1
votes

I have a UWP app written in C#.

For some specific users (i.e. specific PCs), the app is not able to perform HTTP requests.

Those PCs are not under any VPN, they turned off any firewall or antivirus, they tried with several connections (e.g. home router, phone hotspot, public wifi, etc.), always with the same result.

Opening a browser and browsing to

https://ltbackend.azurewebsites.net/diagnostic/ping

they are able to see the correct page (actually, a plain text "OK").

But if they use the app (which performs an HTTP GET call using C#), this one fails.

This is the code in C# that we use:

string pingUrl = "https://ltbackend.azurewebsites.net/diagnostic/ping";
HttpRequestMessage req = new HttpRequestMessage(HttpMethod.Get, pingUrl);
using (HttpClient httpClient = new HttpClient())
{
 try
 {
  using (HttpResponseMessage response = await httpClient.SendAsync(req))
  {
    string stringRes = await response.Content.ReadAsStringAsync();
    HttpStatusCode respCode = response.StatusCode;

    // .... our biz logic with stringRes and respCode...
  }
 }
 catch (HttpRequestException e)
 {
    // the ping request for those users throws this exception...
    // the error message is "An error occurred while sending the request."
 }
}
1
could be lots of things - looking for certain tls versions, headers, user-agents, etc. what exactly do you get as a response? does your uwp have the permissions to use the network?Daniel A. White
Usually, this works (for hundreds of thousands of installations spreaded worldwide), but for those specific devices, we actually don't get a response, we get an HttpRequestException with message "An error occurred while sending the request."Cristiano Ghersi
Don't create / dispose lots of HttpClient's. Reuse them across requests. Is the system clock in sync? a bad clock could cause false positive ssl failures. Are their browsers using a proxy?Jeremy Lakeman

1 Answers

0
votes

But if they use the app (which performs an HTTP GET call using C#), this one fails.

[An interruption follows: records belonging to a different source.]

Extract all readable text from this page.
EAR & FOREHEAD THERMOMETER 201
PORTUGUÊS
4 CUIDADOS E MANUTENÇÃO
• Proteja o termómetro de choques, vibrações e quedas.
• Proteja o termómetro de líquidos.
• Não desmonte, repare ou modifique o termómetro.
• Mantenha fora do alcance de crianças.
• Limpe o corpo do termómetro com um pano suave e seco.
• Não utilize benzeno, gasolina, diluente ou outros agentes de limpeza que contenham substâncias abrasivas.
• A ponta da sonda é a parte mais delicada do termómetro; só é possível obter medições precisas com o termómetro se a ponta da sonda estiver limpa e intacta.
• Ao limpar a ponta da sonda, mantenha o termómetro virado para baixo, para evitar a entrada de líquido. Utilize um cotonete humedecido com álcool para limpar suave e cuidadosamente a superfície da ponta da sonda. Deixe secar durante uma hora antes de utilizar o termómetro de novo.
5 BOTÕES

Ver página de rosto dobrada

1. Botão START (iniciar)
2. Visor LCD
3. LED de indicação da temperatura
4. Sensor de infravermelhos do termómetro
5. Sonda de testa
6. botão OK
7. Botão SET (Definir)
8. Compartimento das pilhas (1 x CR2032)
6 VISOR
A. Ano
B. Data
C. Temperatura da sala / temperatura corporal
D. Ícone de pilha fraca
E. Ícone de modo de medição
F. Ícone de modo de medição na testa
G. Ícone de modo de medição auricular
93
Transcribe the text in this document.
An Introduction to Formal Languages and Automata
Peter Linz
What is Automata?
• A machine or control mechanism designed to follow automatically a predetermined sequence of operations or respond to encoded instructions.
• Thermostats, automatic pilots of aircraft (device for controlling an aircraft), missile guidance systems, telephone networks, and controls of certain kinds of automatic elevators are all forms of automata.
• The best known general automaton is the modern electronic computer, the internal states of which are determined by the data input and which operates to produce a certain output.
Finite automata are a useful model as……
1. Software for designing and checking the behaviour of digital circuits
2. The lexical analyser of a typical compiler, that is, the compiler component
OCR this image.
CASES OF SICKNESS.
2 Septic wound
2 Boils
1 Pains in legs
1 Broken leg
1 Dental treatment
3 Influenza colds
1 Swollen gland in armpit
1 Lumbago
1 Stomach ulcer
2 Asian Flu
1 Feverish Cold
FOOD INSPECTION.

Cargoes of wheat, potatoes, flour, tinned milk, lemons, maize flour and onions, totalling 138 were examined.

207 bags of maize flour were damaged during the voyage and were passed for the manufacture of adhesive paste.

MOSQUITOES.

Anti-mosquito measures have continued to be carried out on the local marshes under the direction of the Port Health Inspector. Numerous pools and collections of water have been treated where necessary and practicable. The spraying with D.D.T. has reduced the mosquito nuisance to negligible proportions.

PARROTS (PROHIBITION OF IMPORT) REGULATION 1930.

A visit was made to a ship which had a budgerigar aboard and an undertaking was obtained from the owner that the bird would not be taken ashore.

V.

I have run your code within UWP platform, it could work well and return 'ok' string. But it looks you used HttpClient under System.Net.Http namespace, and it often used in cross-platform, such as xamarin app.

For sending get request within UWP, we suggest you use Windows.Web.Http.HttpClient. The following is simple get method you could refer to.

Windows.Web.Http.HttpClient httpClient = new Windows.Web.Http.HttpClient();

//Add a user-agent header to the GET request. 
var headers = httpClient.DefaultRequestHeaders;

//The safe way to add a header value is to use the TryParseAdd method and verify the return value is true,
//especially if the header value is coming from user input.
string header = "ie";
if (!headers.UserAgent.TryParseAdd(header))
{
    throw new Exception("Invalid header value: " + header);
}

header = "Mozilla/5.0 (compatible; MSIE 10.0; Windows NT 6.2; WOW64; Trident/6.0)";
if (!headers.UserAgent.TryParseAdd(header))
{
    throw new Exception("Invalid header value: " + header);
}

Uri requestUri = new Uri("https://ltbackend.azurewebsites.net/diagnostic/ping");

//Send the GET request asynchronously and retrieve the response as a string.
Windows.Web.Http.HttpResponseMessage httpResponse = new Windows.Web.Http.HttpResponseMessage();
string httpResponseBody = string.Empty;
try
{
    //Send the GET request
    httpResponse = await httpClient.GetAsync(requestUri);
    httpResponse.EnsureSuccessStatusCode();
    httpResponseBody = await httpResponse.Content.ReadAsStringAsync();
}
catch (Exception ex)
{
    httpResponseBody = "Error: " + ex.HResult.ToString("X") + " Message: " + ex.Message;
}

For more info please refer HttpClient document.